Наша Мать по природе была клоунессой, экстравагантной и романтичной, ее никогда не принимали всерьез. Внутри же она лелеяла деликатный вкус, чувствительность, ясность духа, которые, хотя и выколачивались постоянно жестокостью ее существования, все-таки до конца остались не сокрушенными и не отравленными. Откуда она черпала их или как умудрялась сохранять их — Бог знает. Но она любила этот мир и видела его свежим, сохраняла надежду, которую никогда не затягивали облака. Она была актрисой, дарящей с радостью, оригиналкой, хотя никогда не заподозрила этого, даже на мгновение…

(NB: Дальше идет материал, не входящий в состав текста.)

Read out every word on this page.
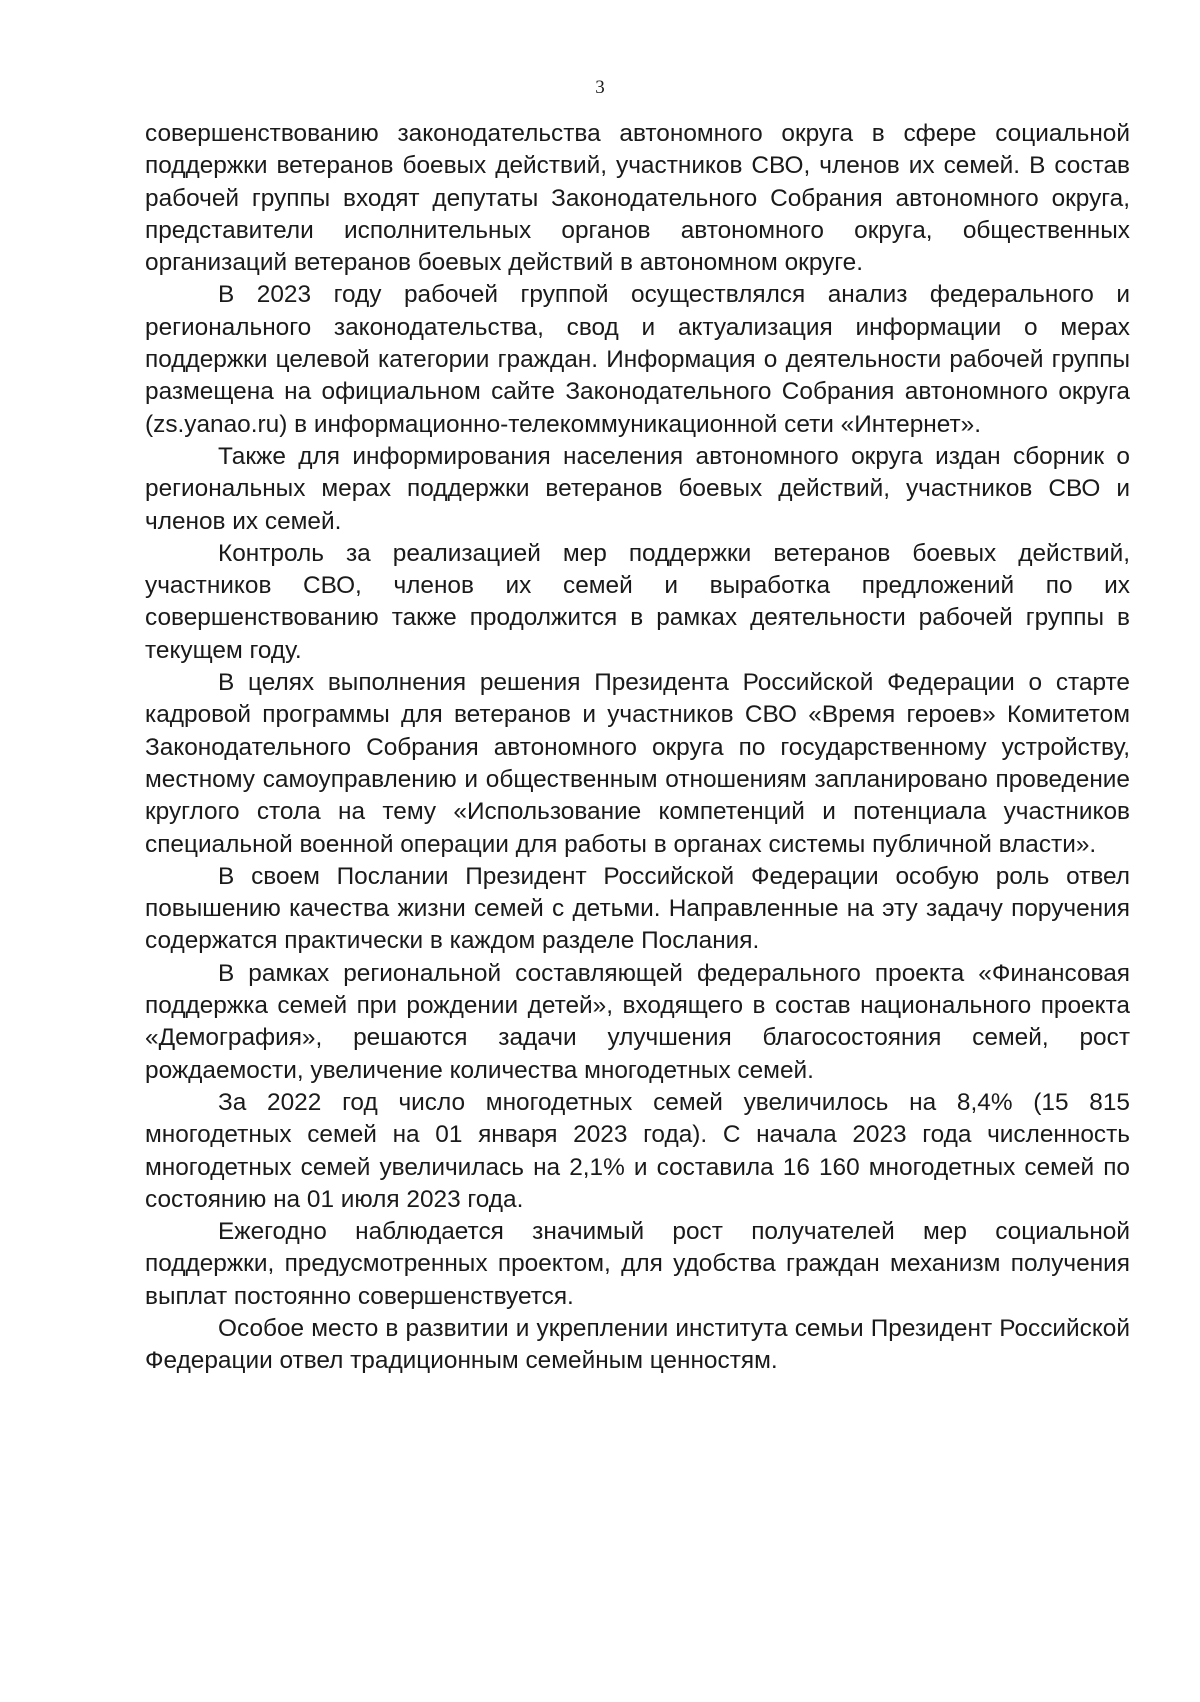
3

совершенствованию законодательства автономного округа в сфере социальной поддержки ветеранов боевых действий, участников СВО, членов их семей. В состав рабочей группы входят депутаты Законодательного Собрания автономного округа, представители исполнительных органов автономного округа, общественных организаций ветеранов боевых действий в автономном округе.

В 2023 году рабочей группой осуществлялся анализ федерального и регионального законодательства, свод и актуализация информации о мерах поддержки целевой категории граждан. Информация о деятельности рабочей группы размещена на официальном сайте Законодательного Собрания автономного округа (zs.yanao.ru) в информационно-телекоммуникационной сети «Интернет».

Также для информирования населения автономного округа издан сборник о региональных мерах поддержки ветеранов боевых действий, участников СВО и членов их семей.

Контроль за реализацией мер поддержки ветеранов боевых действий, участников СВО, членов их семей и выработка предложений по их совершенствованию также продолжится в рамках деятельности рабочей группы в текущем году.

В целях выполнения решения Президента Российской Федерации о старте кадровой программы для ветеранов и участников СВО «Время героев» Комитетом Законодательного Собрания автономного округа по государственному устройству, местному самоуправлению и общественным отношениям запланировано проведение круглого стола на тему «Использование компетенций и потенциала участников специальной военной операции для работы в органах системы публичной власти».

В своем Послании Президент Российской Федерации особую роль отвел повышению качества жизни семей с детьми. Направленные на эту задачу поручения содержатся практически в каждом разделе Послания.

В рамках региональной составляющей федерального проекта «Финансовая поддержка семей при рождении детей», входящего в состав национального проекта «Демография», решаются задачи улучшения благосостояния семей, рост рождаемости, увеличение количества многодетных семей.

За 2022 год число многодетных семей увеличилось на 8,4% (15 815 многодетных семей на 01 января 2023 года). С начала 2023 года численность многодетных семей увеличилась на 2,1% и составила 16 160 многодетных семей по состоянию на 01 июля 2023 года.

Ежегодно наблюдается значимый рост получателей мер социальной поддержки, предусмотренных проектом, для удобства граждан механизм получения выплат постоянно совершенствуется.

Особое место в развитии и укреплении института семьи Президент Российской Федерации отвел традиционным семейным ценностям.
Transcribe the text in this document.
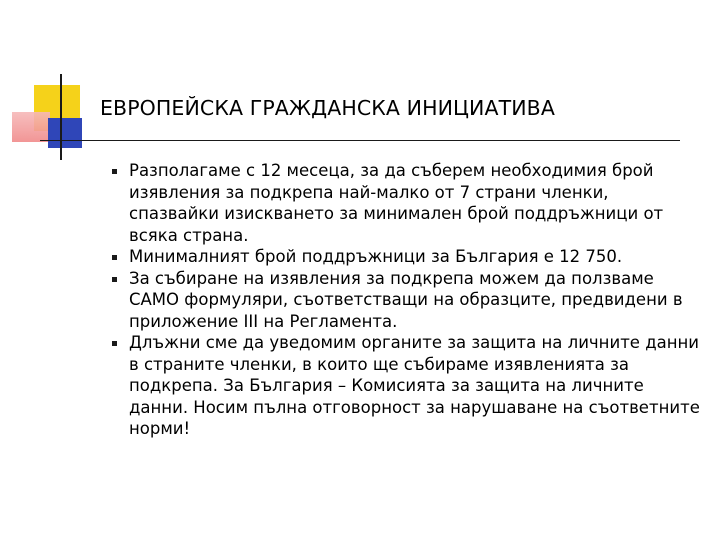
ЕВРОПЕЙСКА ГРАЖДАНСКА ИНИЦИАТИВА
Разполагаме с 12 месеца, за да съберем необходимия брой изявления за подкрепа най-малко от 7 страни членки, спазвайки изискването за минимален брой поддръжници от всяка страна.
Минималният брой поддръжници за България е 12 750.
За събиране на изявления за подкрепа можем да ползваме САМО формуляри, съответстващи на образците, предвидени в приложение III на Регламента.
Длъжни сме да уведомим органите за защита на личните данни в страните членки, в които ще събираме изявленията за подкрепа. За България – Комисията за защита на личните данни. Носим пълна отговорност за нарушаване на съответните норми!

Мой первый образ Матери — прекрасная женщина, сильная, щедрая, с налетом породистости, что всегда было заметно под нервной болтовней. Через несколько лет она стала и согнутой, и изношенной, ее природное здоровье быстро подточили более поздние испытания и неосуществленные устремления. На этом втором этапе я помню ее гораздо лучше, потому что на этой стадии она задержалась намного дольше. Я вижу, как она бродит по кухне, опускает сухарь в чашку с чаем, волосы спутаны, шпильки падают, одежда на ней бесформенно горбится, глаза остро всматриваются в игру света, она издает «А-а-а», или «О-хо-хо», или «Ага», рассуждая о Тонксе или пересказывая Теннисона и требуя моего внимания.

Со своей любовью к прекрасному, неубранными постелями, неоконченными письмами, подшивками вырезок из газет, с табу, суевериями, щепетильностью, трепетом перед титулами, с детальным знанием фамильного древа любого королевского двора Европы, она была неорганизованной массой непримиримых противоречий, девочкой-прислугой, рожденной для шелков. И все-таки, несмотря на все это, она вбила в наши нескладные мозги твердую, хоть и незаметную, тягу к красоте. Испытывая наше терпение и трепля наши нервы, она постоянно строила вокруг нас неосознаваемой демонстрацией своей любви интерпретацию человеческого, естественного мира, да так непринужденно и легко, что мы никогда не осознавали этого, но в то же время такого подлинного, что мы не забыли его до конца своих дней.